タイトーケンサーモの設立は95年、投資の額はおよそ10億円だった。

タイの工場では日本語やタイ語を交えながら現場の指導が行われている。

「あんたのとこ、何で海外進出せえへんの?」。後日、川嵜はナスダックに上場する同業の経営者に質問したことがある。

「長期にしか回収できん、ごつい投資を株主に説明できんわ」、そんな答えが返ってきた。海外進出は株式未公開のオーナー企業だからこそできた判断だと、今更ながら感じた覚えがある。

現地では日本語と英語とタイ語が乱れ飛び、身振り手振りを交え、タイ人従業員とのコミュニケーションが始まった。

「タイは基本的に農業国です。工業的なことは知れへんから、タイムカードを押して、制服、制帽、安全靴で仕事をするなど、一から教えました」(川嵜)

当初は事務処理に優れた真面目な社員が、タイ赴任には適任と川嵜たちは考えた。が、ときに上司が手を焼くようなヤンチャな社員が、タイでは水を得た魚のように働いたのだ。

ヤンチャな社員が現地に赴き、タイ人に教える立場になると、にわかに勉強を始める。
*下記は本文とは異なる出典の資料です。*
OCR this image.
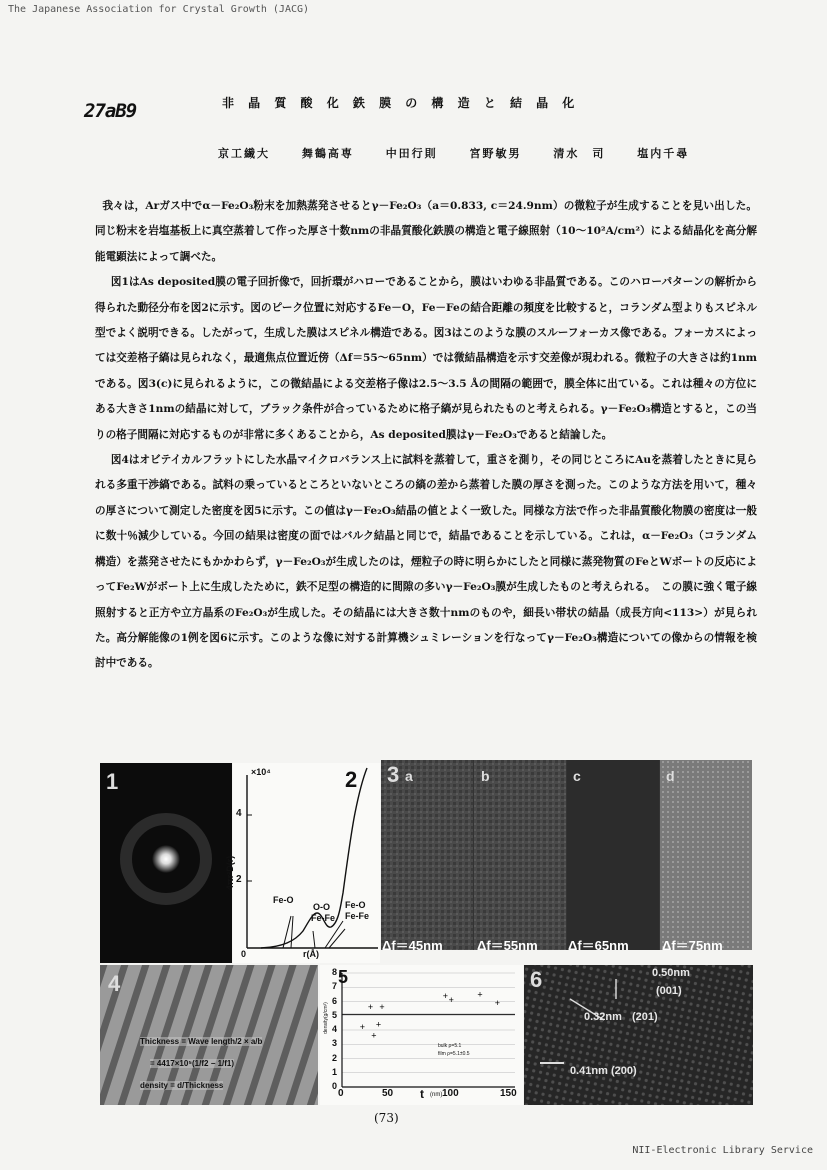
The Japanese Association for Crystal Growth (JACG)
27aB9	非 晶 質 酸 化 鉄 膜 の 構 造 と 結 晶 化
京工繊大	舞鶴高専	中田行則	宮野敏男	清水　司	塩内千尋

我々は，Arガス中でα－Fe₂O₃粉末を加熱蒸発させるとγ－Fe₂O₃（a＝0.833, c＝24.9nm）の微粒子が生成することを見い出した。同じ粉末を岩塩基板上に真空蒸着して作った厚さ十数nmの非晶質酸化鉄膜の構造と電子線照射（10～10²A/cm²）による結晶化を高分解能電顕法によって調べた。

図1はAs deposited膜の電子回折像で，回折環がハローであることから，膜はいわゆる非晶質である。このハローパターンの解析から得られた動径分布を図2に示す。図のピーク位置に対応するFe－O，Fe－Feの結合距離の頻度を比較すると，コランダム型よりもスピネル型でよく説明できる。したがって，生成した膜はスピネル構造である。図3はこのような膜のスルーフォーカス像である。フォーカスによっては交差格子縞は見られなく，最適焦点位置近傍（Δf＝55～65nm）では微結晶構造を示す交差像が現われる。微粒子の大きさは約1nmである。図3(c)に見られるように，この微結晶による交差格子像は2.5～3.5 Åの間隔の範囲で，膜全体に出ている。これは種々の方位にある大きさ1nmの結晶に対して，ブラック条件が合っているために格子縞が見られたものと考えられる。γ－Fe₂O₃構造とすると，この当りの格子間隔に対応するものが非常に多くあることから，As deposited膜はγ－Fe₂O₃であると結論した。

図4はオビテイカルフラットにした水晶マイクロバランス上に試料を蒸着して，重さを測り，その同じところにAuを蒸着したときに見られる多重干渉縞である。試料の乗っているところといないところの縞の差から蒸着した膜の厚さを測った。このような方法を用いて，種々の厚さについて測定した密度を図5に示す。この値はγ－Fe₂O₃結晶の値とよく一致した。同様な方法で作った非晶質酸化物膜の密度は一般に数十％減少している。今回の結果は密度の面ではバルク結晶と同じで，結晶であることを示している。これは，α－Fe₂O₃（コランダム構造）を蒸発させたにもかかわらず，γ－Fe₂O₃が生成したのは，煙粒子の時に明らかにしたと同様に蒸発物質のFeとWボートの反応によってFe₂Wがボート上に生成したために，鉄不足型の構造的に間隙の多いγ－Fe₂O₃膜が生成したものと考えられる。　この膜に強く電子線照射すると正方や立方晶系のFe₂O₃が生成した。その結晶には大きさ数十nmのものや，細長い帯状の結晶（成長方向<113>）が見られた。高分解能像の1例を図6に示す。このような像に対する計算機シュミレーションを行なってγ－Fe₂O₃構造についての像からの情報を検討中である。

1	2
×10⁴
4πr²D(r)
4
2
0	r(Å)
Fe-O
O-O
Fe-Fe
Fe-O
Fe-Fe
3 a	b	c	d
Δf＝45nm	Δf＝55nm Δf＝65nm	Δf＝75nm
4
Thickness = Wave length/2 × a/b
= 4417×10⁵(1/f2 − 1/f1)
density = d/Thickness
+
+
+
+
+
+ +
+
+
5
8
7
6
5
4
3
2
1
0
0	50 t (nm) 100	150
density(g/cm³)
bulk ρ=5.1
film ρ=5.1±0.5
6	0.50nm
(001)
0.32nm (201)
0.41nm (200)
(73)
NII-Electronic Library Service
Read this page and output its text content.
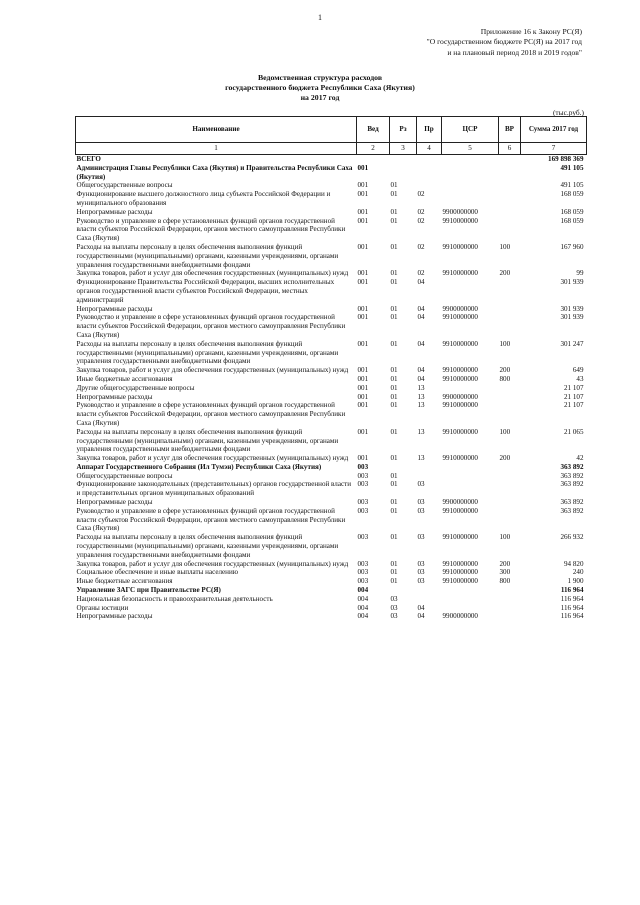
1
Приложение 16 к Закону РС(Я)
"О государственном бюджете РС(Я) на 2017 год
и на плановый период 2018 и 2019 годов"
Ведомственная структура расходов
государственного бюджета Республики Саха (Якутия)
на 2017 год
(тыс.руб.)
Наименование	Вед	Рз	Пр	ЦСР	ВР	Сумма 2017 год
1	2	3	4	5	6	7
ВСЕГО						169 898 369
Администрация Главы Республики Саха (Якутия) и Правительства Республики Саха (Якутия)	001					491 105
Общегосударственные вопросы	001	01				491 105
Функционирование высшего должностного лица субъекта Российской Федерации и муниципального образования	001	01	02			168 059
Непрограммные расходы	001	01	02	9900000000		168 059
Руководство и управление в сфере установленных функций органов государственной власти субъектов Российской Федерации, органов местного самоуправления Республики Саха (Якутия)	001	01	02	9910000000		168 059
Расходы на выплаты персоналу в целях обеспечения выполнения функций государственными (муниципальными) органами, казенными учреждениями, органами управления государственными внебюджетными фондами	001	01	02	9910000000	100	167 960
Закупка товаров, работ и услуг для обеспечения государственных (муниципальных) нужд	001	01	02	9910000000	200	99
Функционирование Правительства Российской Федерации, высших исполнительных органов государственной власти субъектов Российской Федерации, местных администраций	001	01	04			301 939
Непрограммные расходы	001	01	04	9900000000		301 939
Руководство и управление в сфере установленных функций органов государственной власти субъектов Российской Федерации, органов местного самоуправления Республики Саха (Якутия)	001	01	04	9910000000		301 939
Расходы на выплаты персоналу в целях обеспечения выполнения функций государственными (муниципальными) органами, казенными учреждениями, органами управления государственными внебюджетными фондами	001	01	04	9910000000	100	301 247
Закупка товаров, работ и услуг для обеспечения государственных (муниципальных) нужд	001	01	04	9910000000	200	649
Иные бюджетные ассигнования	001	01	04	9910000000	800	43
Другие общегосударственные вопросы	001	01	13			21 107
Непрограммные расходы	001	01	13	9900000000		21 107
Руководство и управление в сфере установленных функций органов государственной власти субъектов Российской Федерации, органов местного самоуправления Республики Саха (Якутия)	001	01	13	9910000000		21 107
Расходы на выплаты персоналу в целях обеспечения выполнения функций государственными (муниципальными) органами, казенными учреждениями, органами управления государственными внебюджетными фондами	001	01	13	9910000000	100	21 065
Закупка товаров, работ и услуг для обеспечения государственных (муниципальных) нужд	001	01	13	9910000000	200	42
Аппарат Государственного Собрания (Ил Тумэн) Республики Саха (Якутия)	003					363 892
Общегосударственные вопросы	003	01				363 892
Функционирование законодательных (представительных) органов государственной власти и представительных органов муниципальных образований	003	01	03			363 892
Непрограммные расходы	003	01	03	9900000000		363 892
Руководство и управление в сфере установленных функций органов государственной власти субъектов Российской Федерации, органов местного самоуправления Республики Саха (Якутия)	003	01	03	9910000000		363 892
Расходы на выплаты персоналу в целях обеспечения выполнения функций государственными (муниципальными) органами, казенными учреждениями, органами управления государственными внебюджетными фондами	003	01	03	9910000000	100	266 932
Закупка товаров, работ и услуг для обеспечения государственных (муниципальных) нужд	003	01	03	9910000000	200	94 820
Социальное обеспечение и иные выплаты населению	003	01	03	9910000000	300	240
Иные бюджетные ассигнования	003	01	03	9910000000	800	1 900
Управление ЗАГС при Правительстве РС(Я)	004					116 964
Национальная безопасность и правоохранительная деятельность	004	03				116 964
Органы юстиции	004	03	04			116 964
Непрограммные расходы	004	03	04	9900000000		116 964
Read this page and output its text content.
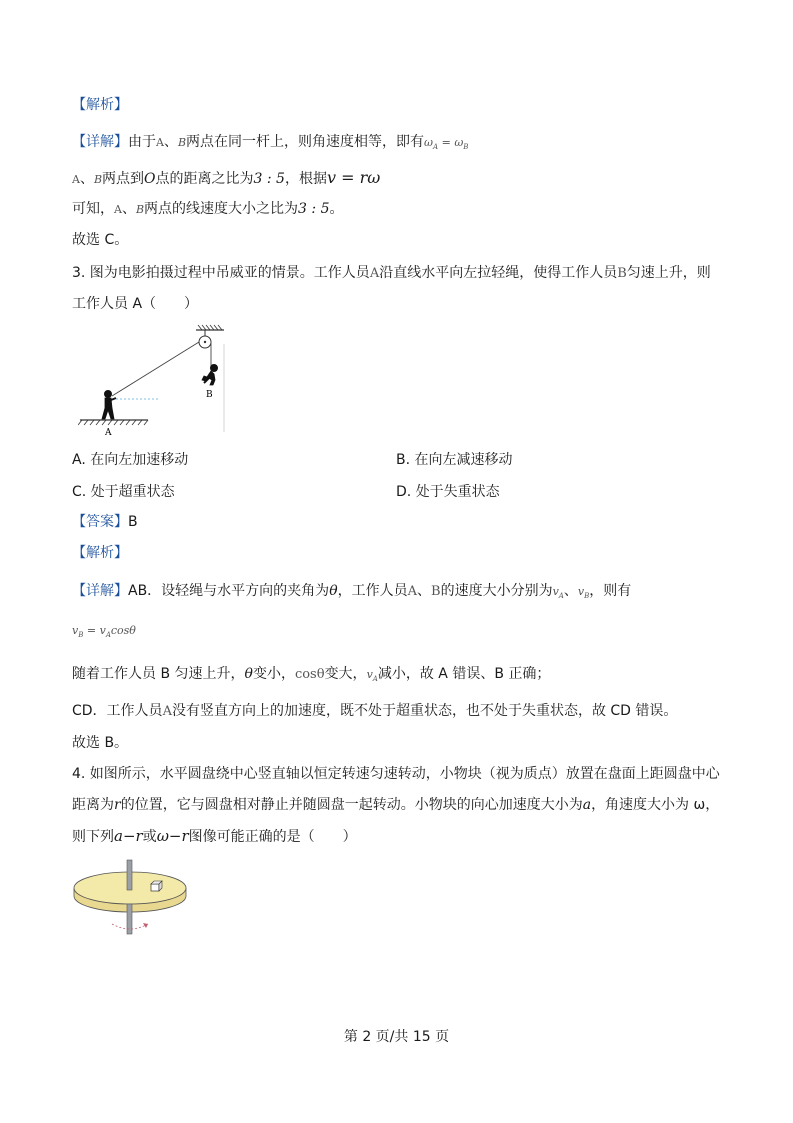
【解析】
【详解】由于A、B两点在同一杆上，则角速度相等，即有$\omega_A = \omega_B$
A、B两点到O点的距离之比为3 : 5，根据v = rω
可知，A、B两点的线速度大小之比为3 : 5。
故选 C。
3. 图为电影拍摄过程中吊威亚的情景。工作人员A沿直线水平向左拉轻绳，使得工作人员B匀速上升，则
工作人员 A（　　）
B
A
A. 在向左加速移动	B. 在向左减速移动
C. 处于超重状态	D. 处于失重状态
【答案】B
【解析】
【详解】AB．设轻绳与水平方向的夹角为θ，工作人员A、B的速度大小分别为$v_A$、$v_B$，则有
$v_B = v_A\cos\theta$
随着工作人员 B 匀速上升，θ变小，cosθ变大，$v_A$减小，故 A 错误、B 正确；
CD．工作人员A没有竖直方向上的加速度，既不处于超重状态，也不处于失重状态，故 CD 错误。
故选 B。
4. 如图所示，水平圆盘绕中心竖直轴以恒定转速匀速转动，小物块（视为质点）放置在盘面上距圆盘中心
距离为r的位置，它与圆盘相对静止并随圆盘一起转动。小物块的向心加速度大小为a，角速度大小为 ω，
则下列a−r或ω−r图像可能正确的是（　　）
第 2 页/共 15 页
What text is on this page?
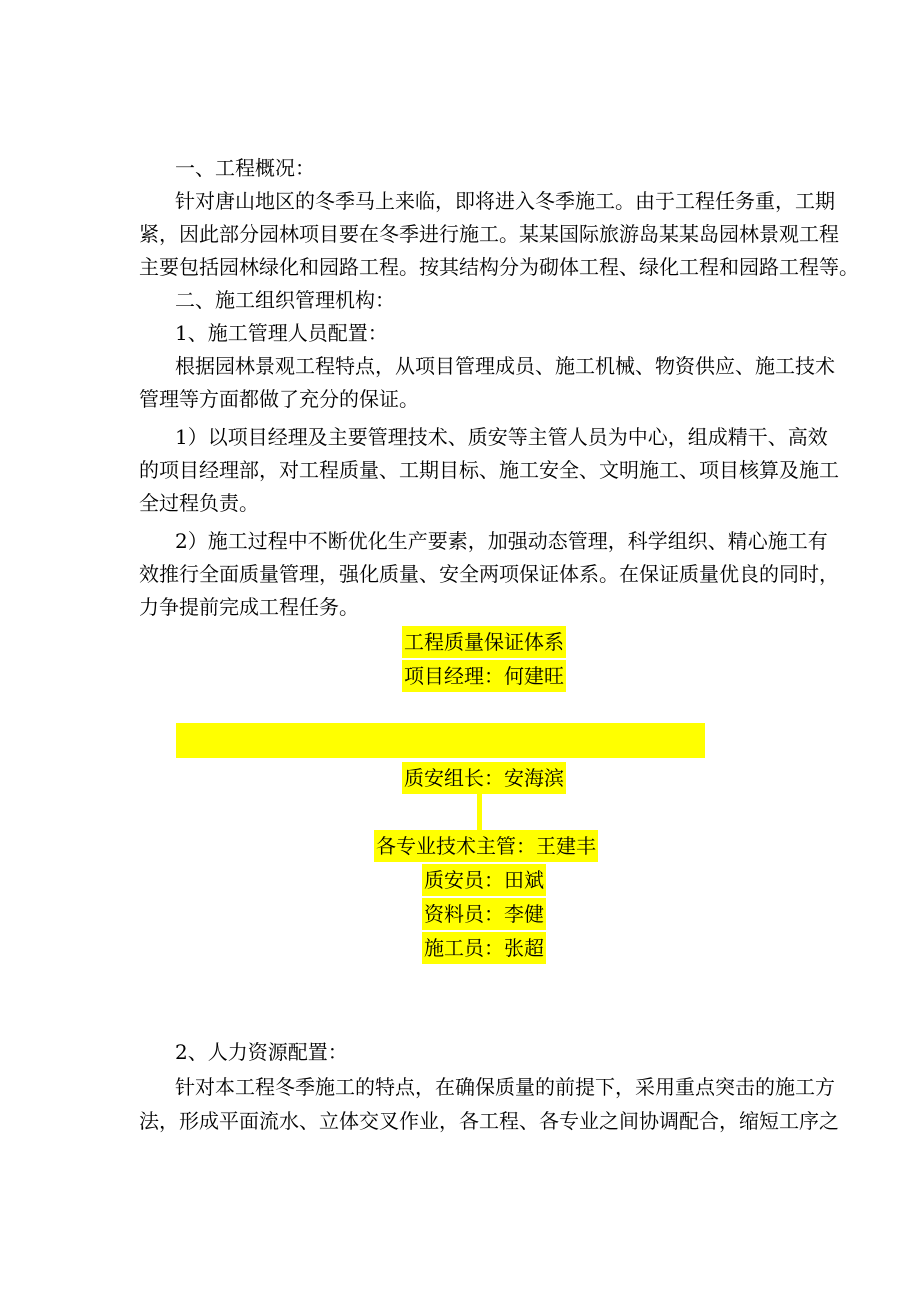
一、工程概况：
针对唐山地区的冬季马上来临，即将进入冬季施工。由于工程任务重，工期
紧，因此部分园林项目要在冬季进行施工。某某国际旅游岛某某岛园林景观工程
主要包括园林绿化和园路工程。按其结构分为砌体工程、绿化工程和园路工程等。
二、施工组织管理机构：
1、施工管理人员配置：
根据园林景观工程特点，从项目管理成员、施工机械、物资供应、施工技术
管理等方面都做了充分的保证。
1）以项目经理及主要管理技术、质安等主管人员为中心，组成精干、高效
的项目经理部，对工程质量、工期目标、施工安全、文明施工、项目核算及施工
全过程负责。
2）施工过程中不断优化生产要素，加强动态管理，科学组织、精心施工有
效推行全面质量管理，强化质量、安全两项保证体系。在保证质量优良的同时，
力争提前完成工程任务。
工程质量保证体系
项目经理：何建旺
质安组长：安海滨
各专业技术主管：王建丰
质安员：田斌
资料员：李健
施工员：张超
2、人力资源配置：
针对本工程冬季施工的特点，在确保质量的前提下，采用重点突击的施工方
法，形成平面流水、立体交叉作业，各工程、各专业之间协调配合，缩短工序之
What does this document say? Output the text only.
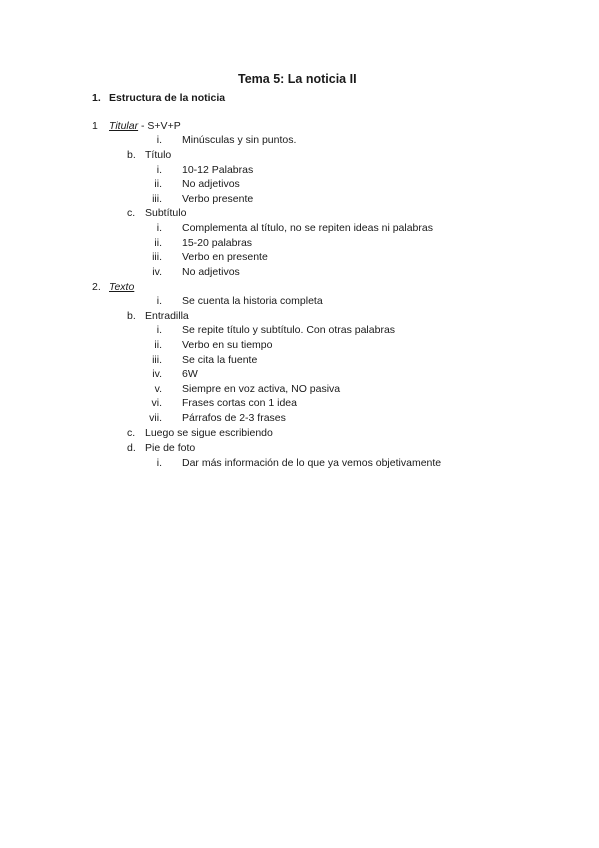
Tema 5: La noticia II
1. Estructura de la noticia
1 Titular - S+V+P
i. Minúsculas y sin puntos.
b. Título
i. 10-12 Palabras
ii. No adjetivos
iii. Verbo presente
c. Subtítulo
i. Complementa al título, no se repiten ideas ni palabras
ii. 15-20 palabras
iii. Verbo en presente
iv. No adjetivos
2. Texto
i. Se cuenta la historia completa
b. Entradilla
i. Se repite título y subtítulo. Con otras palabras
ii. Verbo en su tiempo
iii. Se cita la fuente
iv. 6W
v. Siempre en voz activa, NO pasiva
vi. Frases cortas con 1 idea
vii. Párrafos de 2-3 frases
c. Luego se sigue escribiendo
d. Pie de foto
i. Dar más información de lo que ya vemos objetivamente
“サワデーカップ:こんにちは”“ローン:暑い”などなど、手帳にカタカナでぎっしりとタイ語を書き言葉を覚える。現地の従業員宅で、タイの家庭料理を一緒に囲み、メコンウイスキーを酌み交わして、現地の従業員と交流を深めたりもする。

タイに数年間赴任し、帰国したヤンチャ社員が、自信に満ちていることに川嵜は驚かされた。品質のトラブルには、真っ先に先方に駆けつけて謝り対策書を提出する。仕事への責任感が以前とは全く違っている。海外進出は人材育成という面からも、思わぬ効果をもたらしたのだ。

タイ進出の翌年は、先の大手クラッチメーカーのマレーシア進出に伴い、他の協力工場と共に現地法人を設立。マレーシアにも5億円ほど投資した。

一方、タイ工場は1年目にはフル操業。

「社長、ごつい設備投資をしないとあきまへん」「そうか、よし!」、現地の責任者と話は盛り上がった。96年当時、約60万台といわれたタイ国内の自動車数は、数年で100万台を超えると誰もが信じていた。